"Comme un écho errant", inédit de Jean Meckert, autobiographie à la troisième personne et drame universel

Jean Meckert est un turbulent, il aime bien comme feu Albert Londres porter la plume dans la plaie. Ça le titille, l'injustice sociale, il emploie toute sa verve alors à défendre son idée du ridicule tel qu'il s'incarne dans la justice par exemple, et plus généralement dans tout ce qui est politique. Ce n'est pas un trublion, plutôt un regard avisé qui pointe les failles de la Société.


1975, Belleville. Merckert, au fait de son art sous le pseudonyme de Jean Amila pour la Série Noire de Gallimard, est retrouvé laissé pour compte dans la rue. Sur son lit d'hôpital il ne saura se souvenir que d'une chose, il écrit des polars. Dix ans plus tard, après les décès successifs de sa mère et de sa sœur, le moyen de s'en sortir émotionnellement est de transcrire cette aventure particulière dans un roman, à la fois psychologique et biographique, resté inédit jusqu'à ce jour. Comme un écho errant narre donc les souffrances d'un auteur de polar qui, parce qu'il a écris une charge contre les dérives d'une nation qui ment sur ses agissements dans ses territoires d'outre-mer et sur sa sureté nucléaire, pense avoir été la victime de quelques gros bras « pour la leçon ». Quoi qu'il en soit, il est retrouvé raid par terre, inconscient, et le choc lui aura fait perdre toute mémoire. Ce n'est plus qu'un écho errant, qui ne va avoir de cesse de ruminer sa vie et ses déboires. L'ancrage mémorielle, ce sera sa petite enfance, qui resurgit, alors que sa sœur fait tout (voire même un peu trop) pour l'aider. Dans cette enquête personnelle, il ne reconnaît plus les livres qu'il a écris, les lieux où il a vécut, les gens qu'il a connu. Il n'est plus qu'un vivant tout neuf. Et c'est en quelque sorte ce présent recomposé qui va être sa rédemption, qui va lui permettre de juger du monde comme un sage antique, perché plus haut et délié de toute contrainte.

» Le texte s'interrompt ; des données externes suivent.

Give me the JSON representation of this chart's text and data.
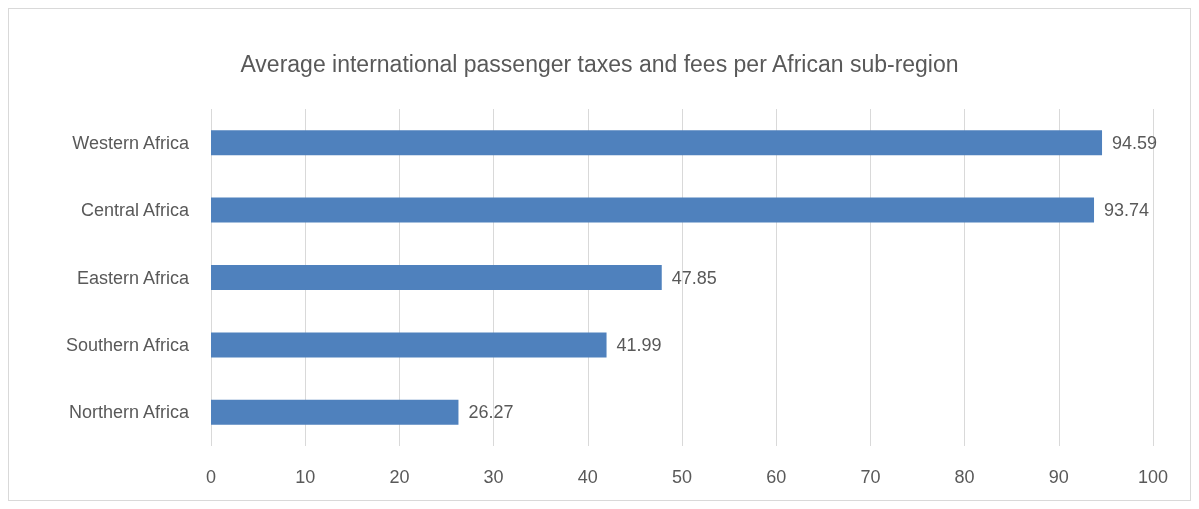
{
  "chart_data": {
    "type": "bar",
    "orientation": "horizontal",
    "title": "Average international passenger taxes and fees per African sub-region",
    "categories": [
      "Western Africa",
      "Central Africa",
      "Eastern Africa",
      "Southern Africa",
      "Northern Africa"
    ],
    "values": [
      94.59,
      93.74,
      47.85,
      41.99,
      26.27
    ],
    "color": "#4f81bd",
    "xlim": [
      0,
      100
    ],
    "xticks": [
      0,
      10,
      20,
      30,
      40,
      50,
      60,
      70,
      80,
      90,
      100
    ],
    "grid": "x",
    "data_labels": true
  }
}
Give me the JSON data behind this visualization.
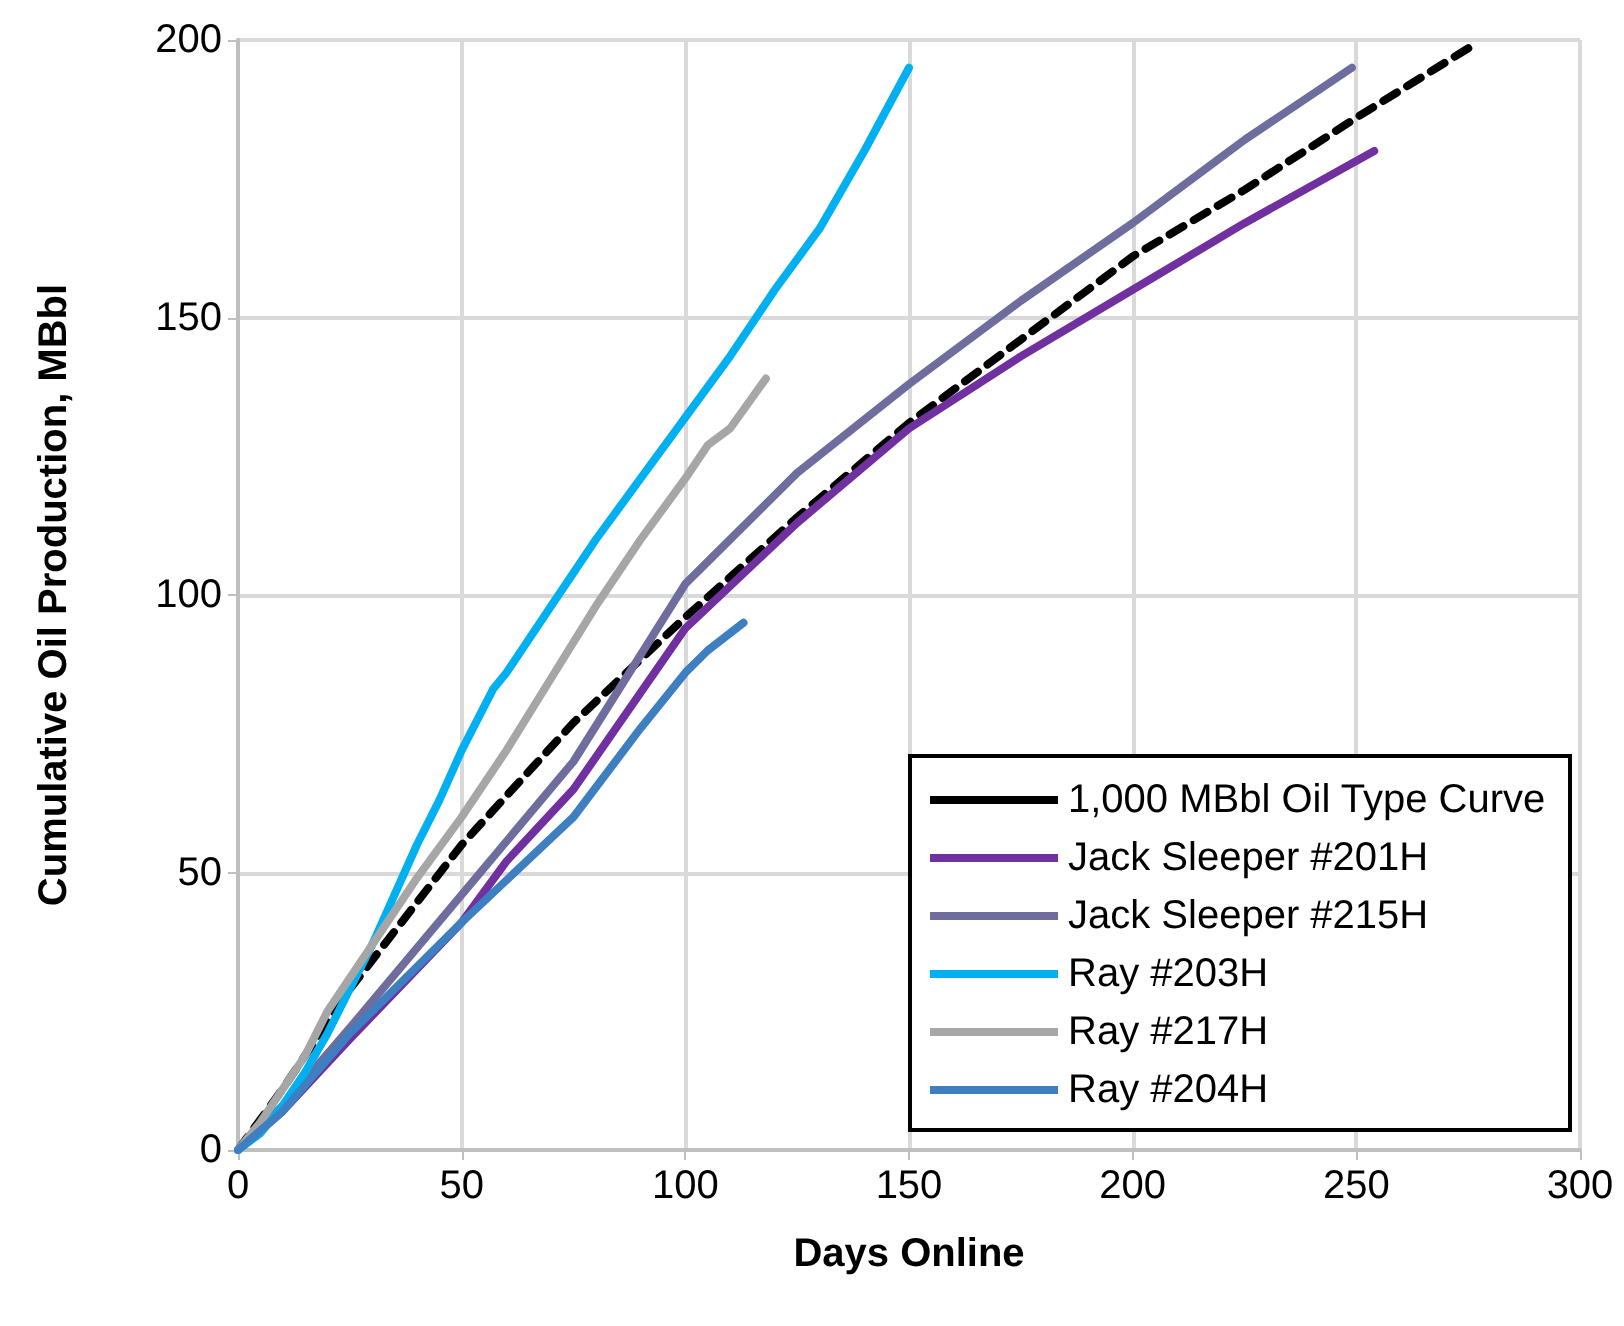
{
  "chart_data": {
    "type": "line",
    "xlabel": "Days Online",
    "ylabel": "Cumulative Oil Production, MBbl",
    "xlim": [
      0,
      300
    ],
    "xticks": [
      0,
      50,
      100,
      150,
      200,
      250,
      300
    ],
    "ylim": [
      0,
      200
    ],
    "yticks": [
      0,
      50,
      100,
      150,
      200
    ],
    "grid": true,
    "legend": "bottom right",
    "marker": "none",
    "series": [
      {
        "name": "1,000 MBbl Oil Type Curve",
        "color": "#000000",
        "line_style": "dashed",
        "x": [
          0,
          10,
          25,
          50,
          75,
          100,
          125,
          150,
          175,
          200,
          225,
          250,
          276
        ],
        "values": [
          0,
          11,
          29,
          55,
          77,
          96,
          114,
          131,
          146,
          161,
          173,
          186,
          199
        ]
      },
      {
        "name": "Jack Sleeper #201H",
        "color": "#7030a0",
        "x": [
          0,
          10,
          25,
          50,
          60,
          75,
          100,
          125,
          150,
          175,
          200,
          225,
          254
        ],
        "values": [
          0,
          7,
          20,
          41,
          52,
          65,
          94,
          113,
          130,
          143,
          155,
          167,
          180
        ]
      },
      {
        "name": "Jack Sleeper #215H",
        "color": "#6f6c9e",
        "x": [
          0,
          10,
          25,
          50,
          75,
          100,
          125,
          150,
          175,
          200,
          220,
          225,
          249
        ],
        "values": [
          0,
          8,
          22,
          46,
          70,
          102,
          122,
          138,
          153,
          167,
          179,
          182,
          195
        ]
      },
      {
        "name": "Ray #203H",
        "color": "#00b0f0",
        "x": [
          0,
          5,
          10,
          15,
          20,
          30,
          40,
          45,
          50,
          57,
          60,
          70,
          80,
          90,
          100,
          110,
          120,
          130,
          140,
          150
        ],
        "values": [
          0,
          3,
          8,
          14,
          21,
          37,
          55,
          63,
          72,
          83,
          86,
          98,
          110,
          121,
          132,
          143,
          155,
          166,
          180,
          195
        ]
      },
      {
        "name": "Ray #217H",
        "color": "#a6a6a6",
        "x": [
          0,
          5,
          10,
          15,
          20,
          25,
          30,
          40,
          50,
          60,
          70,
          80,
          90,
          100,
          105,
          110,
          118
        ],
        "values": [
          0,
          5,
          11,
          17,
          25,
          31,
          37,
          49,
          60,
          72,
          85,
          98,
          110,
          121,
          127,
          130,
          139
        ]
      },
      {
        "name": "Ray #204H",
        "color": "#3d7fc1",
        "x": [
          0,
          10,
          25,
          50,
          75,
          90,
          100,
          105,
          113
        ],
        "values": [
          0,
          7,
          21,
          41,
          60,
          76,
          86,
          90,
          95
        ]
      }
    ]
  }
}
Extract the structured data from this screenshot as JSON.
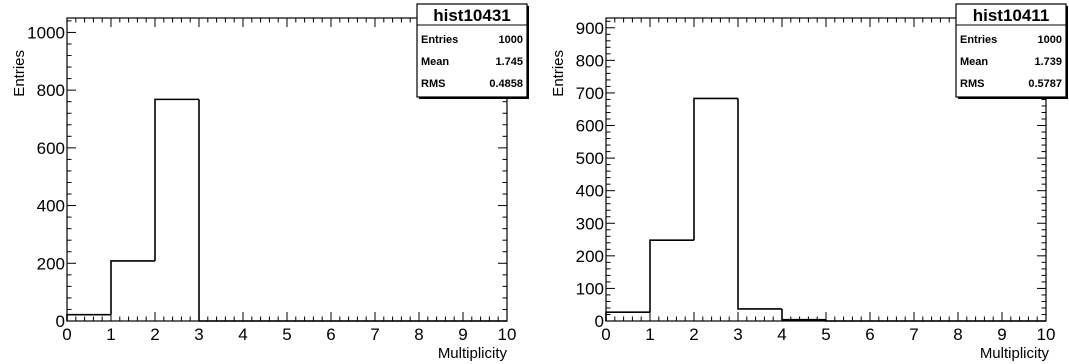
{
  "chart_data": [
    {
      "type": "bar",
      "name": "hist10431",
      "xlabel": "Multiplicity",
      "ylabel": "Entries",
      "xlim": [
        0,
        10
      ],
      "ylim": [
        0,
        1050
      ],
      "bin_width": 1,
      "x_ticks": [
        "0",
        "1",
        "2",
        "3",
        "4",
        "5",
        "6",
        "7",
        "8",
        "9",
        "10"
      ],
      "y_ticks": [
        "0",
        "200",
        "400",
        "600",
        "800",
        "1000"
      ],
      "bins": [
        {
          "x": 0,
          "value": 22
        },
        {
          "x": 1,
          "value": 208
        },
        {
          "x": 2,
          "value": 768
        },
        {
          "x": 3,
          "value": 0
        },
        {
          "x": 4,
          "value": 0
        },
        {
          "x": 5,
          "value": 0
        },
        {
          "x": 6,
          "value": 0
        },
        {
          "x": 7,
          "value": 0
        },
        {
          "x": 8,
          "value": 0
        },
        {
          "x": 9,
          "value": 0
        }
      ],
      "stats": {
        "title": "hist10431",
        "rows": [
          {
            "key": "Entries",
            "value": "1000"
          },
          {
            "key": "Mean",
            "value": "1.745"
          },
          {
            "key": "RMS",
            "value": "0.4858"
          }
        ]
      },
      "grid": false
    },
    {
      "type": "bar",
      "name": "hist10411",
      "xlabel": "Multiplicity",
      "ylabel": "Entries",
      "xlim": [
        0,
        10
      ],
      "ylim": [
        0,
        930
      ],
      "bin_width": 1,
      "x_ticks": [
        "0",
        "1",
        "2",
        "3",
        "4",
        "5",
        "6",
        "7",
        "8",
        "9",
        "10"
      ],
      "y_ticks": [
        "0",
        "100",
        "200",
        "300",
        "400",
        "500",
        "600",
        "700",
        "800",
        "900"
      ],
      "bins": [
        {
          "x": 0,
          "value": 27
        },
        {
          "x": 1,
          "value": 248
        },
        {
          "x": 2,
          "value": 683
        },
        {
          "x": 3,
          "value": 37
        },
        {
          "x": 4,
          "value": 4
        },
        {
          "x": 5,
          "value": 0
        },
        {
          "x": 6,
          "value": 0
        },
        {
          "x": 7,
          "value": 0
        },
        {
          "x": 8,
          "value": 0
        },
        {
          "x": 9,
          "value": 0
        }
      ],
      "stats": {
        "title": "hist10411",
        "rows": [
          {
            "key": "Entries",
            "value": "1000"
          },
          {
            "key": "Mean",
            "value": "1.739"
          },
          {
            "key": "RMS",
            "value": "0.5787"
          }
        ]
      },
      "grid": false
    }
  ]
}
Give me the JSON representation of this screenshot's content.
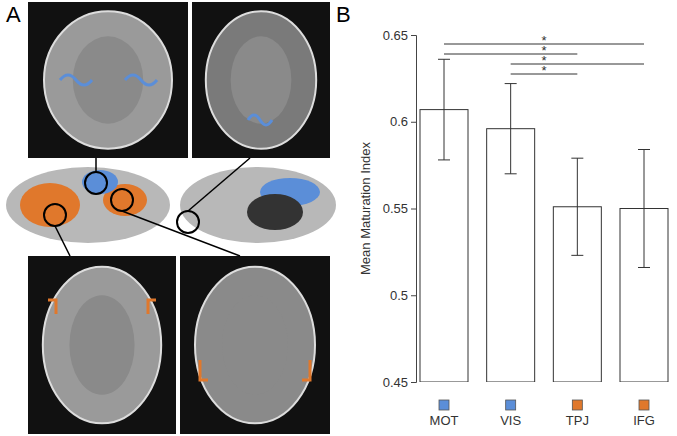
{
  "panels": [
    "A",
    "B"
  ],
  "chart_data": {
    "type": "bar",
    "y_label": "Mean Maturation Index",
    "categories": [
      "MOT",
      "VIS",
      "TPJ",
      "IFG"
    ],
    "values": [
      0.607,
      0.596,
      0.551,
      0.55
    ],
    "errors": [
      0.029,
      0.026,
      0.028,
      0.034
    ],
    "colors": [
      "#5b8ed8",
      "#5b8ed8",
      "#e0782c",
      "#e0782c"
    ],
    "ylim": [
      0.45,
      0.65
    ],
    "yticks": [
      0.45,
      0.5,
      0.55,
      0.6,
      0.65
    ],
    "grid": false,
    "significance": [
      {
        "pair": [
          "MOT",
          "IFG"
        ],
        "label": "*"
      },
      {
        "pair": [
          "MOT",
          "TPJ"
        ],
        "label": "*"
      },
      {
        "pair": [
          "VIS",
          "IFG"
        ],
        "label": "*"
      },
      {
        "pair": [
          "VIS",
          "TPJ"
        ],
        "label": "*"
      }
    ]
  }
}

« C'était donc ça, l'amnésie, une citerne percée qui avait contenue une eau potable et qui puait douceâtrement son vide. Il fallait bravement récurer, réparer et souhaiter de nouvelles pluies du ciel.

Mais plus d'image, plus de son..., allez donc intéresser quelqu'un ! »


Comme un écho errant est un texte très âpre et beau, où l'on sent un Meckert soucieux plus que d'habitude de dire sa vision du monde, d'enfoncer le clou de l'injustice sociale notamment, à travers la très simple et belle figure maternelle, sans cesse dorlottée par une fille étouffante de petits soin et qui s'empresse de quitter la Côte pour retrouver son petit chez-elle parisien. Ce sont aussi nombre de petites notation au fil du récit qui placent Meckert du côté des ouvriers, du bon peuple qui souffre et qui turbine quand même. Un sentimental, le Meckert, qui voit aussi dans cet accident la chance d'une autre vie, comme une renaissance. Partie, sa femme acariâtre ; disparues, les contingences : oubliés les mauvais souvenirs : Meckert est un homme neuf, un voyageur sans bagages dirait Anouilh, un regard qui se pose sans appréhension sur le monde et le voit tel qu'il est, une effarante machine à écraser les gens. 


De sa petite retraite  dans la campagne seine-et-marnaise, Meckert se fait l'héritier d'un François Augiéras, se déprend du monde et rire de ses tares. Car elles sont légions, et souvent incarnées, notamment par la soeur qui synthétise tout l'esprit d'obéissance civile et de crédulité qui le met hors de lui. Meckert n'est pas un anarchiste, mais un humaniste qui rêve de voir chacun disposé de son libre arbitre, voici sa leçon.


« Car on en était là, mémoire en caillebotis pourri, vieux bonhomme angoissé, au niveau du marmot égaré dans les couloirs. Mais du moins il savait, depuis l'orphelinat et la jeunesse en usine, que la chialerie sur soi ne menait à rien et que pour avancer il fallait mettre un pied devant l'autre.

Peut-être aussi ne ressentait-il pas son état comme déchéance, mais comme simple avatar. »


Refusé en 1986 par Gallimard, au motif que le texte ne choisissait pas entre étude psychologique et biographie, c'est justement cette force qui fait de Comme un écho errant une manière de catharsis par laquelle Meckert revient sur son drame personnel et en fait un roman à la portée universelle, même si la volonté de surcharge nuit un peu et que les grands romans ne sont pas égalés, ce texte a une force incroyable.



Loïc Di Stefano


Jean Meckert, Comme un écho errant, Joseph K, juin 2012, 185 pages, 16,50 euros.